The confirmation time is shared, because that is the chain. Everything above it is you, and a retail stack spends 50 seconds where a professional spends two. The critical window is the roughly 30-millisecond gap between decision and getting into the mempool, and the goal is to land all legs inside a single Polygon block, about two seconds, so no price moves between legs. Same-block execution is the only version of this trade where the sequential-fill problem from the top of the article disappears. Miss the block and you are back to legging in against a moving book.

Why copytrading an arbitrage is exit liquidity

This kills the obvious retail shortcut. Someone watches a winning arbitrage bot, sees it capture an opportunity in block N, and copies the trade. By the time you can see block N, the arbitrage in it is gone, because the bot's fills are what closed it. You submit at block N plus one, buying at post-arbitrage prices, which means you are the counterparty the smart flow needed to exit. You are not capturing the arb. You are providing the liquidity that lets the winner realize it.

The empirical realization rates tell the same story from the other side. Single-condition arbitrages, the simple two-leg kind, get realized most of the time, on the order of 87 percent, and they fail mostly on liquidity. The complex trades fail far more.

Type Detected Realized Main failure
Single condition 7,051 about 87% liquidity
Market rebalancing 662 about 42% price movement
Combinatorial 13 about 45% simultaneous liquidity

Read the second and third rows as a warning. The trades the earlier articles in this pillar make possible, the multi-leg combinatorial ones from the projection and Frank-Wolfe machinery, are exactly the ones that fail on execution more than half the time, because they need many fills to land together against books that move the instant you touch them. The math is elegant and the execution is brutal, and only the execution shows up in your account.

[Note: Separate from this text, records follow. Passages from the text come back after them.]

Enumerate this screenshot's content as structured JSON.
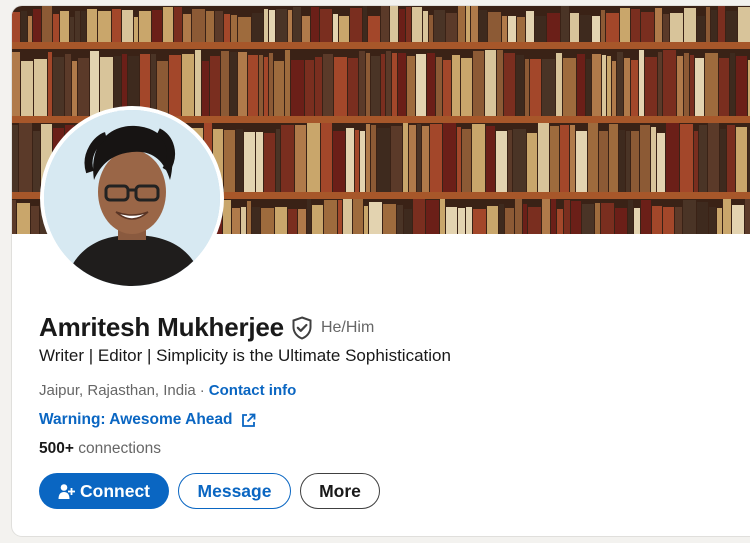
{
  "profile": {
    "name": "Amritesh Mukherjee",
    "pronouns": "He/Him",
    "headline": "Writer | Editor | Simplicity is the Ultimate Sophistication",
    "location": "Jaipur, Rajasthan, India",
    "separator": "·",
    "contact_info": "Contact info",
    "website": "Warning: Awesome Ahead",
    "connections_count": "500+",
    "connections_label": "connections"
  },
  "actions": {
    "connect": "Connect",
    "message": "Message",
    "more": "More"
  },
  "icons": {
    "verified": "verified-shield-icon",
    "external_link": "external-link-icon",
    "add_person": "add-person-icon"
  },
  "colors": {
    "brand_blue": "#0a66c2",
    "text_primary": "#191919",
    "text_secondary": "#666666"
  }
}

Visualizing execution risk

KEY POINTS

  • A guaranteed arbitrage profit is fiction until both legs fill. Multi-leg trades on a central limit order book fill sequentially, and the first fill moves the book against the second, so a proven arb can become a losing directional bet.
  • The probability all legs fill is a product of conditional probabilities that get worse as you go, because each fill degrades the next. The expected value has a partial-fill term that is negative and often dominates.
  • You pay the volume-weighted average price across every level your order eats, not the top quote. On a 900-share order sweeping 32c/34c/38c you pay 33.3c average, and the 1.3c slippage is real money the theoretical profit ignored.
  • The five-cent minimum profit threshold is not arbitrary. Below it, two legs of slippage, gas, and negative partial-fill expected value reliably exceed the edge. Extractable size is capped by the thinnest leg, and combinatorial arbs need depth on every leg at the same instant.
  • Latency is three orders of magnitude between retail (about 50 seconds) and professional (about 2 seconds). The goal is all legs inside one Polygon block so no price moves between them. Miss the block and you leg in against a moving market.
  • Copytrading an arb is exit liquidity. By the time you see the block that captured it, the opportunity is gone, and your copy buys at post-arb prices. Single-condition arbs realize around 87 percent of the time; combinatorial ones fail more than half.